The above simulation result is for purebred population. After step 2 I need to redo for crossbreed for dominant effect only and compare the results with the purebred. I will do the shiny App( R Shiny + Javascript) after I do step 2 and step 4( after finishing the simulation).
I simulated for pure breed and three way cross breed, A mated with B then crossbreed AB mated with C. I simulated additive plus dominant effect. In this simulation, I used the phenotypic value for milk volume 13 and for fat percent 5.16.Thus apart from the crossbreed strategy, this simulation is close to realistic.I will modify the crossbreed strategy once I discussed with you. To compare the effect of cross breeding, I simulated pure breed population with the same parameter. The simulation strategy I implement I can send to you as a separate file.
The deep learning I run is based on one replicate primarily computational issue.The gradient descent may fall on the local minimum and might lead to give low accuracy.
The simulation for crossbred is running. In the mean time, I prefer to finalize the shiny App using R + Javascript. I managed to do for the pure breed. I deployed the shiny App result in the following link https://setegnstat.shinyapps.io/Nonadditive_first_start/. Thus the above result can be easily understood with this APP. The next step will be to deploy the crossbreed result in the App. Furthermore, I am close to finish material and method for the simulation strategy.

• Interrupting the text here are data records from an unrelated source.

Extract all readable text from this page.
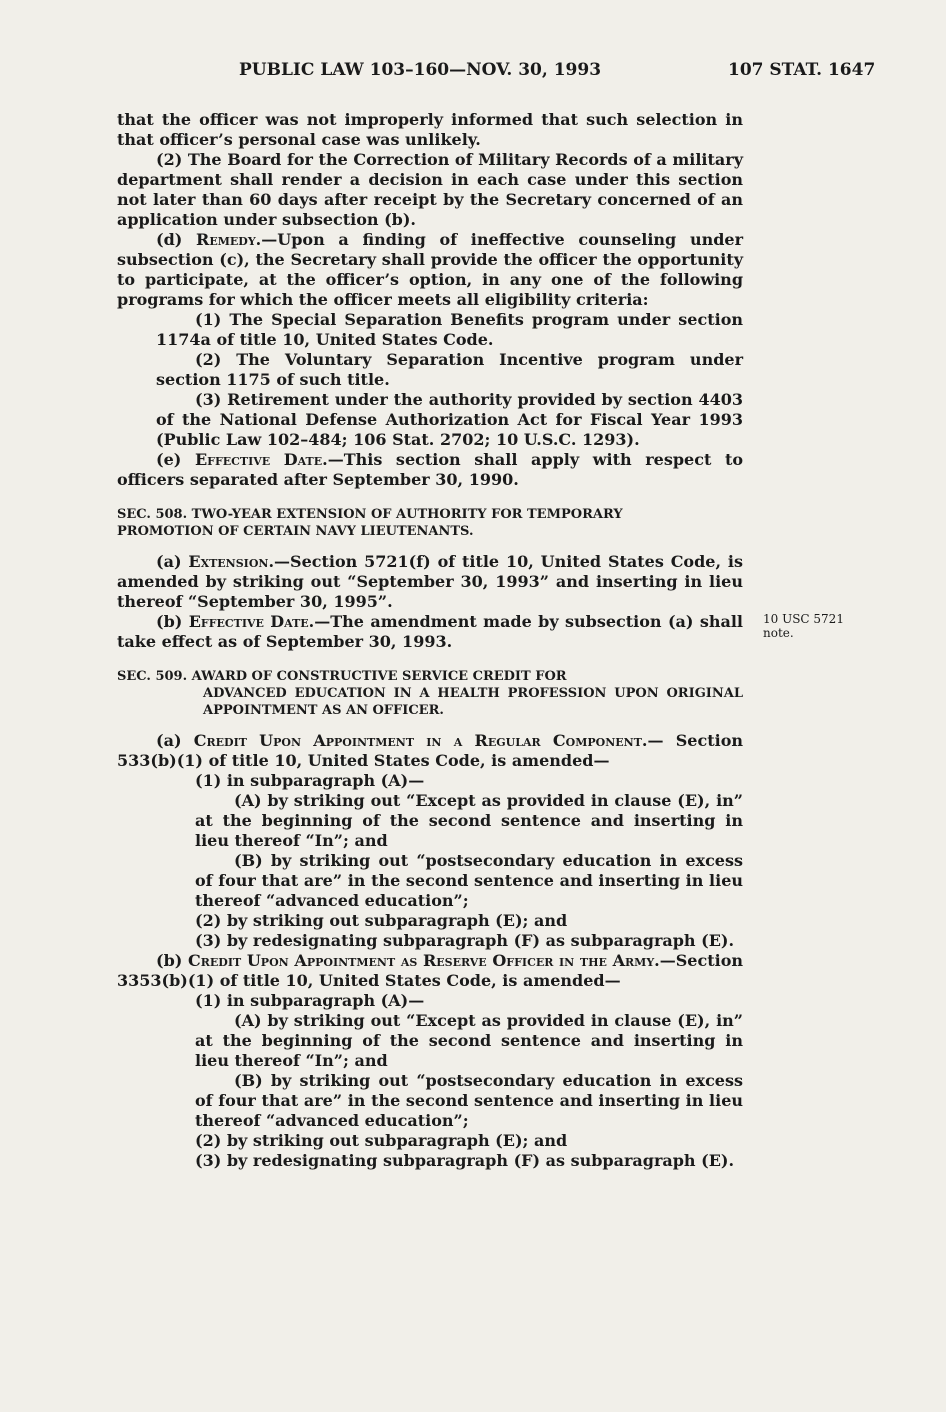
PUBLIC LAW 103–160—NOV. 30, 1993	107 STAT. 1647
10 USC 5721
note.

that the officer was not improperly informed that such selection in that officer’s personal case was unlikely.

(2) The Board for the Correction of Military Records of a military department shall render a decision in each case under this section not later than 60 days after receipt by the Secretary concerned of an application under subsection (b).

(d) Remedy.—Upon a finding of ineffective counseling under subsection (c), the Secretary shall provide the officer the opportunity to participate, at the officer’s option, in any one of the following programs for which the officer meets all eligibility criteria:

(1) The Special Separation Benefits program under section 1174a of title 10, United States Code.

(2) The Voluntary Separation Incentive program under section 1175 of such title.

(3) Retirement under the authority provided by section 4403 of the National Defense Authorization Act for Fiscal Year 1993 (Public Law 102–484; 106 Stat. 2702; 10 U.S.C. 1293).

(e) Effective Date.—This section shall apply with respect to officers separated after September 30, 1990.

SEC. 508. TWO-YEAR EXTENSION OF AUTHORITY FOR TEMPORARY
PROMOTION OF CERTAIN NAVY LIEUTENANTS.

(a) Extension.—Section 5721(f) of title 10, United States Code, is amended by striking out “September 30, 1993” and inserting in lieu thereof “September 30, 1995”.

(b) Effective Date.—The amendment made by subsection (a) shall take effect as of September 30, 1993.

SEC. 509. AWARD OF CONSTRUCTIVE SERVICE CREDIT FOR
ADVANCED EDUCATION IN A HEALTH PROFESSION UPON ORIGINAL APPOINTMENT AS AN OFFICER.

(a) Credit Upon Appointment in a Regular Component.— Section 533(b)(1) of title 10, United States Code, is amended—

(1) in subparagraph (A)—

(A) by striking out “Except as provided in clause (E), in” at the beginning of the second sentence and inserting in lieu thereof “In”; and

(B) by striking out “postsecondary education in excess of four that are” in the second sentence and inserting in lieu thereof “advanced education”;

(2) by striking out subparagraph (E); and

(3) by redesignating subparagraph (F) as subparagraph (E).

(b) Credit Upon Appointment as Reserve Officer in the Army.—Section 3353(b)(1) of title 10, United States Code, is amended—

(1) in subparagraph (A)—

(A) by striking out “Except as provided in clause (E), in” at the beginning of the second sentence and inserting in lieu thereof “In”; and

(B) by striking out “postsecondary education in excess of four that are” in the second sentence and inserting in lieu thereof “advanced education”;

(2) by striking out subparagraph (E); and

(3) by redesignating subparagraph (F) as subparagraph (E).
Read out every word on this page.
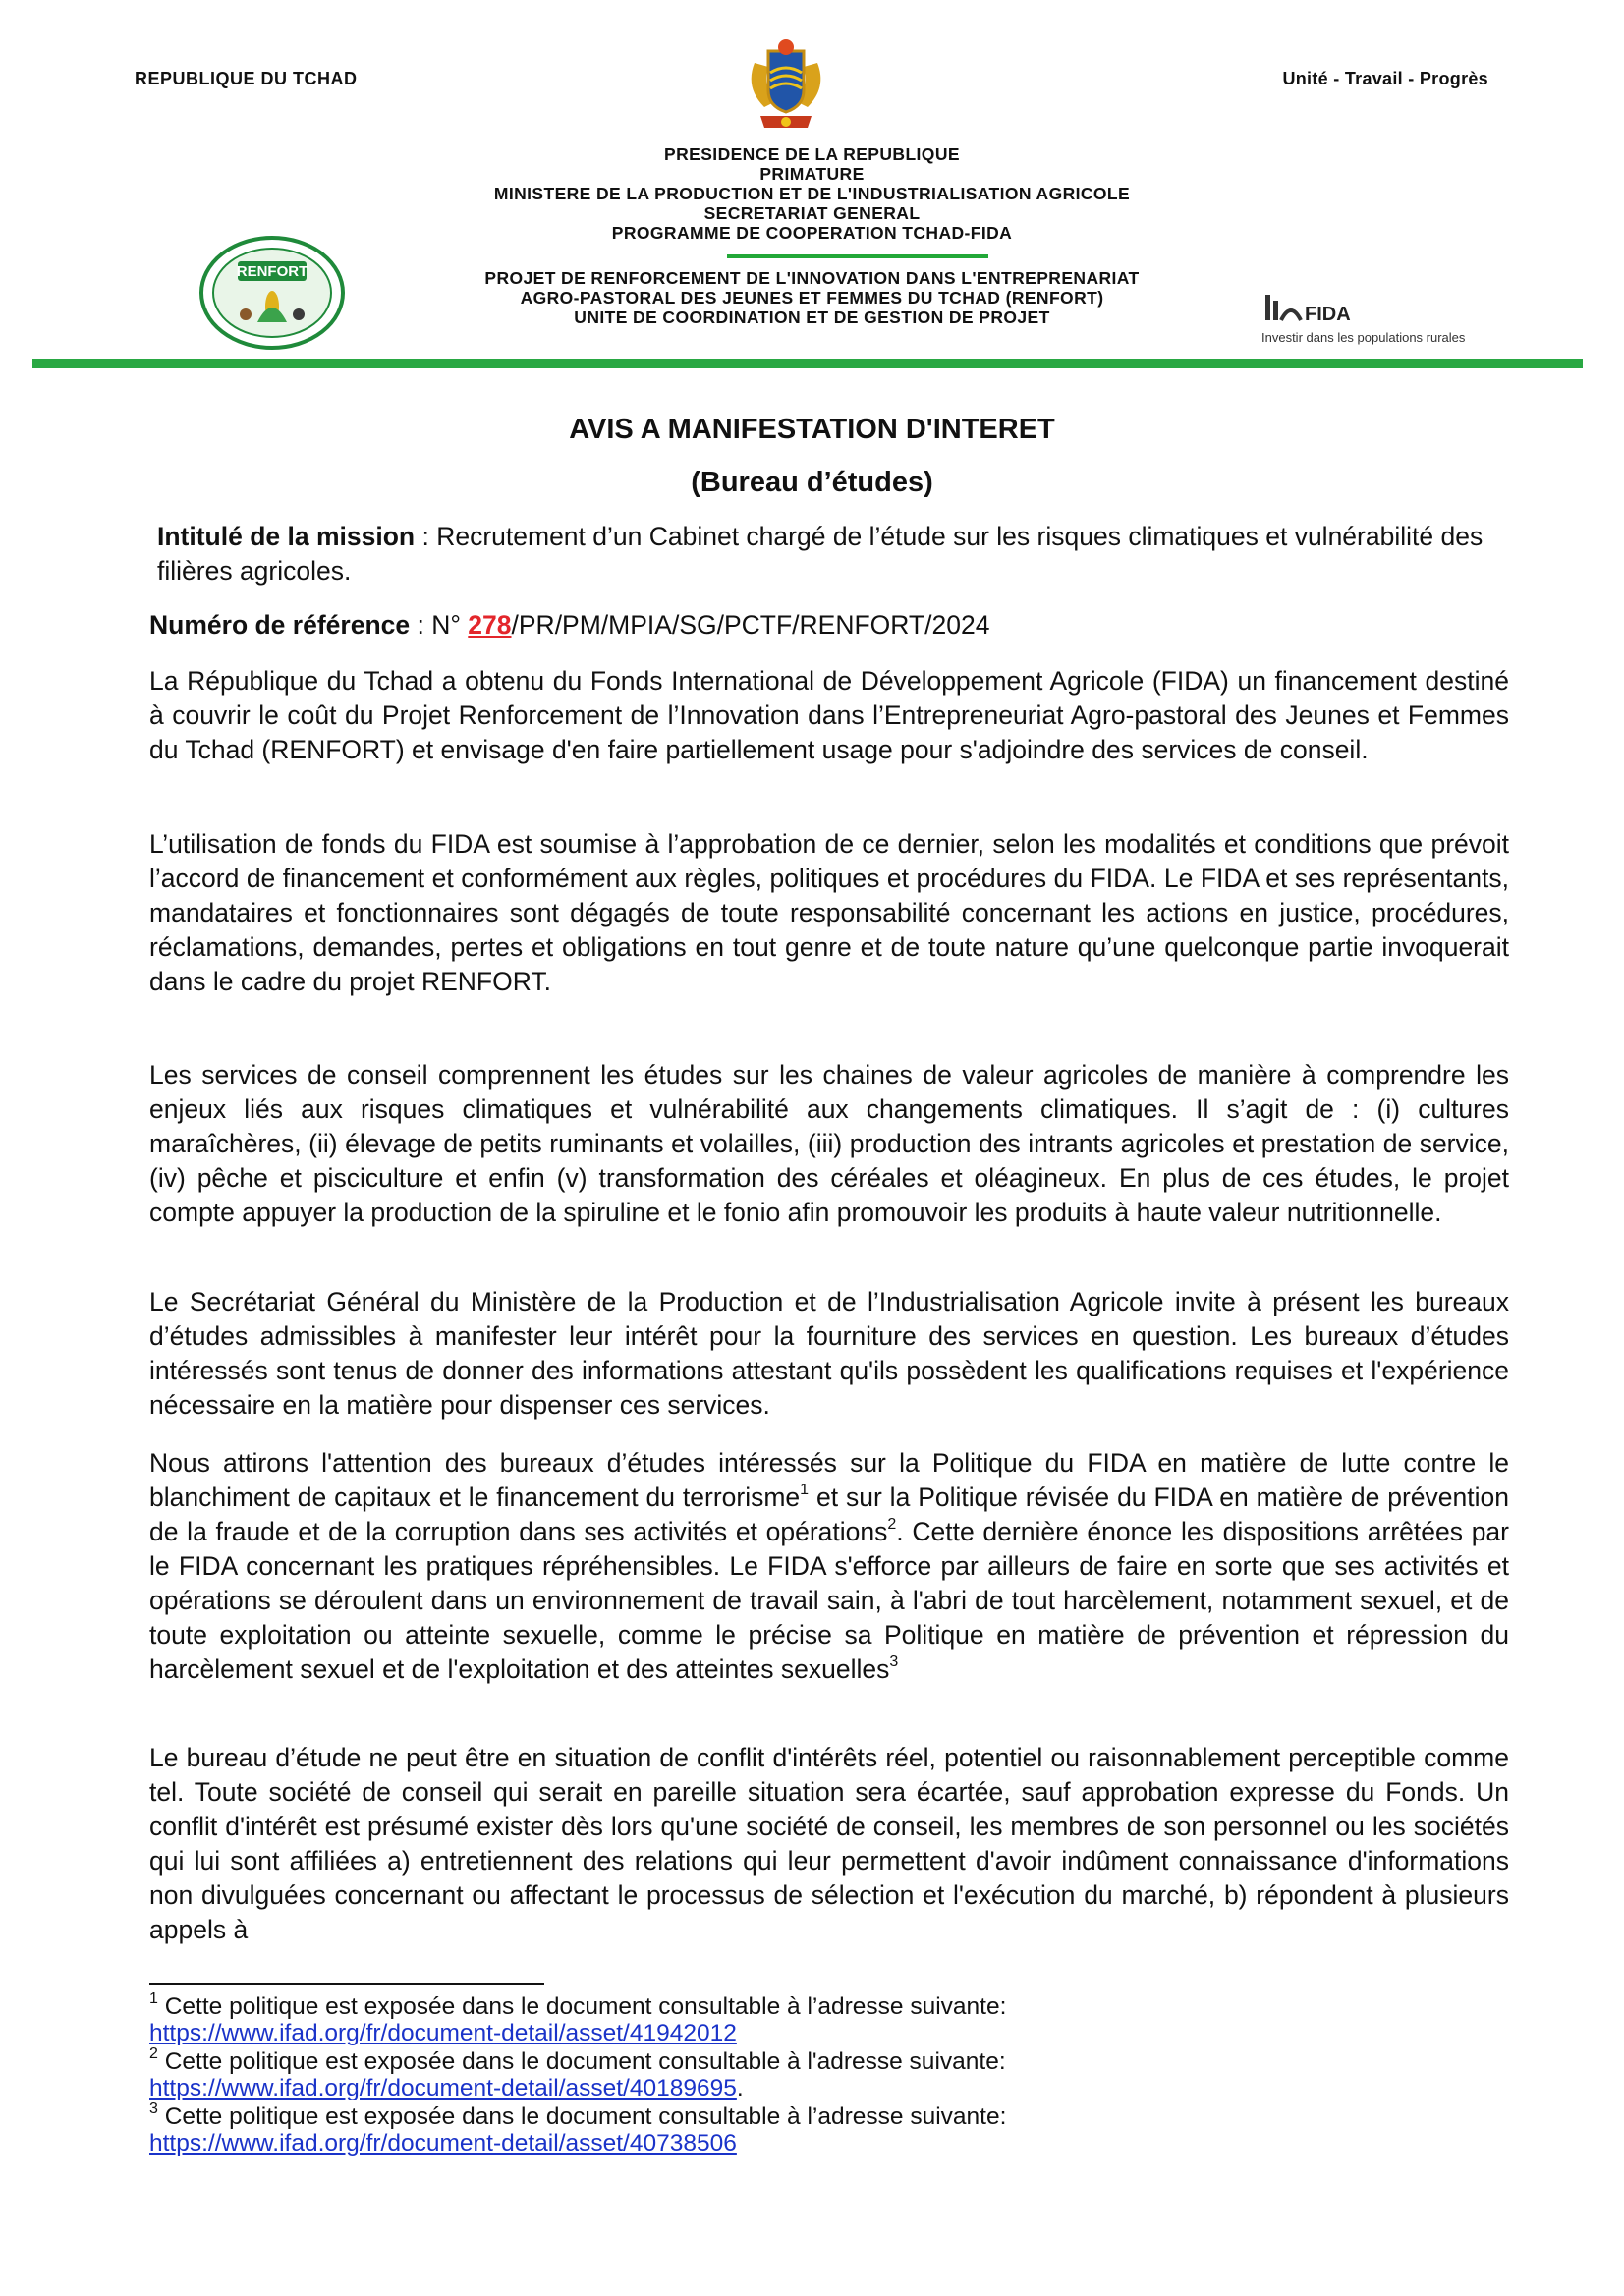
REPUBLIQUE DU TCHAD	Unité - Travail - Progrès
PRESIDENCE DE LA REPUBLIQUE
PRIMATURE
MINISTERE DE LA PRODUCTION ET DE L'INDUSTRIALISATION AGRICOLE
SECRETARIAT GENERAL
PROGRAMME DE COOPERATION TCHAD-FIDA
RENFORT	PROJET DE RENFORCEMENT DE L'INNOVATION DANS L'ENTREPRENARIAT
AGRO-PASTORAL DES JEUNES ET FEMMES DU TCHAD (RENFORT)
UNITE DE COORDINATION ET DE GESTION DE PROJET	FIDA
Investir dans les populations rurales
AVIS A MANIFESTATION D'INTERET
(Bureau d’études)
Intitulé de la mission : Recrutement d’un Cabinet chargé de l’étude sur les risques climatiques et vulnérabilité des filières agricoles.
Numéro de référence : N° 278/PR/PM/MPIA/SG/PCTF/RENFORT/2024
La République du Tchad a obtenu du Fonds International de Développement Agricole (FIDA) un financement destiné à couvrir le coût du Projet Renforcement de l’Innovation dans l’Entrepreneuriat Agro-pastoral des Jeunes et Femmes du Tchad (RENFORT) et envisage d'en faire partiellement usage pour s'adjoindre des services de conseil.
L’utilisation de fonds du FIDA est soumise à l’approbation de ce dernier, selon les modalités et conditions que prévoit l’accord de financement et conformément aux règles, politiques et procédures du FIDA. Le FIDA et ses représentants, mandataires et fonctionnaires sont dégagés de toute responsabilité concernant les actions en justice, procédures, réclamations, demandes, pertes et obligations en tout genre et de toute nature qu’une quelconque partie invoquerait dans le cadre du projet RENFORT.
Les services de conseil comprennent les études sur les chaines de valeur agricoles de manière à comprendre les enjeux liés aux risques climatiques et vulnérabilité aux changements climatiques. Il s’agit de : (i) cultures maraîchères, (ii) élevage de petits ruminants et volailles, (iii) production des intrants agricoles et prestation de service, (iv) pêche et pisciculture et enfin (v) transformation des céréales et oléagineux. En plus de ces études, le projet compte appuyer la production de la spiruline et le fonio afin promouvoir les produits à haute valeur nutritionnelle.
Le Secrétariat Général du Ministère de la Production et de l’Industrialisation Agricole invite à présent les bureaux d’études admissibles à manifester leur intérêt pour la fourniture des services en question. Les bureaux d’études intéressés sont tenus de donner des informations attestant qu'ils possèdent les qualifications requises et l'expérience nécessaire en la matière pour dispenser ces services.
Nous attirons l'attention des bureaux d’études intéressés sur la Politique du FIDA en matière de lutte contre le blanchiment de capitaux et le financement du terrorisme$^1$ et sur la Politique révisée du FIDA en matière de prévention de la fraude et de la corruption dans ses activités et opérations$^2$. Cette dernière énonce les dispositions arrêtées par le FIDA concernant les pratiques répréhensibles. Le FIDA s'efforce par ailleurs de faire en sorte que ses activités et opérations se déroulent dans un environnement de travail sain, à l'abri de tout harcèlement, notamment sexuel, et de toute exploitation ou atteinte sexuelle, comme le précise sa Politique en matière de prévention et répression du harcèlement sexuel et de l'exploitation et des atteintes sexuelles$^3$
Le bureau d’étude ne peut être en situation de conflit d'intérêts réel, potentiel ou raisonnablement perceptible comme tel. Toute société de conseil qui serait en pareille situation sera écartée, sauf approbation expresse du Fonds. Un conflit d'intérêt est présumé exister dès lors qu'une société de conseil, les membres de son personnel ou les sociétés qui lui sont affiliées a) entretiennent des relations qui leur permettent d'avoir indûment connaissance d'informations non divulguées concernant ou affectant le processus de sélection et l'exécution du marché, b) répondent à plusieurs appels à
$^1$ Cette politique est exposée dans le document consultable à l’adresse suivante:
https://www.ifad.org/fr/document-detail/asset/41942012
$^2$ Cette politique est exposée dans le document consultable à l'adresse suivante:
https://www.ifad.org/fr/document-detail/asset/40189695.
$^3$ Cette politique est exposée dans le document consultable à l’adresse suivante:
https://www.ifad.org/fr/document-detail/asset/40738506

The simulation for cross breed is finished.The result is deployed in the following web link. https://setegnstat.shinyapps.io/Deeplearning_Crossbreed_dominant_only/. Note:I simulated with dominant effect only for cross breed population ( “0.30.3 NoEp” in the legend of the plot refers dominant value 0.3 for both traits and the same is true for ” 0.50.5NoEp”). Thus at this time, we have a clear idea, deep learning method fitted milk production traits if these traits are influenced by non-additive genetic effect. The next step is to scale this simulation result. I need to simulate at least with ten replicates( for each scenarios( at least 10) for three traits) and average the estimates of the replicate to reduce the sample to sample variation. More importantly, I can run a t-test to compare the performance of the methods( Deep learning, multi trait or single trait). Thus, we need to discuss where I can submit multiple job in parallels( cluster)
The deep learning method(https://academic.oup.com/g3journal/article/11/10/jkab228/6318779) what I have been running is the customized deep learning method for genomic prediction. It is optimized for both computational speed and prediction accuracy. However, if there is a computational resource, it might be better to investigate with the conventional deep learning methods. I am planning to implement the two most common deep learning methods.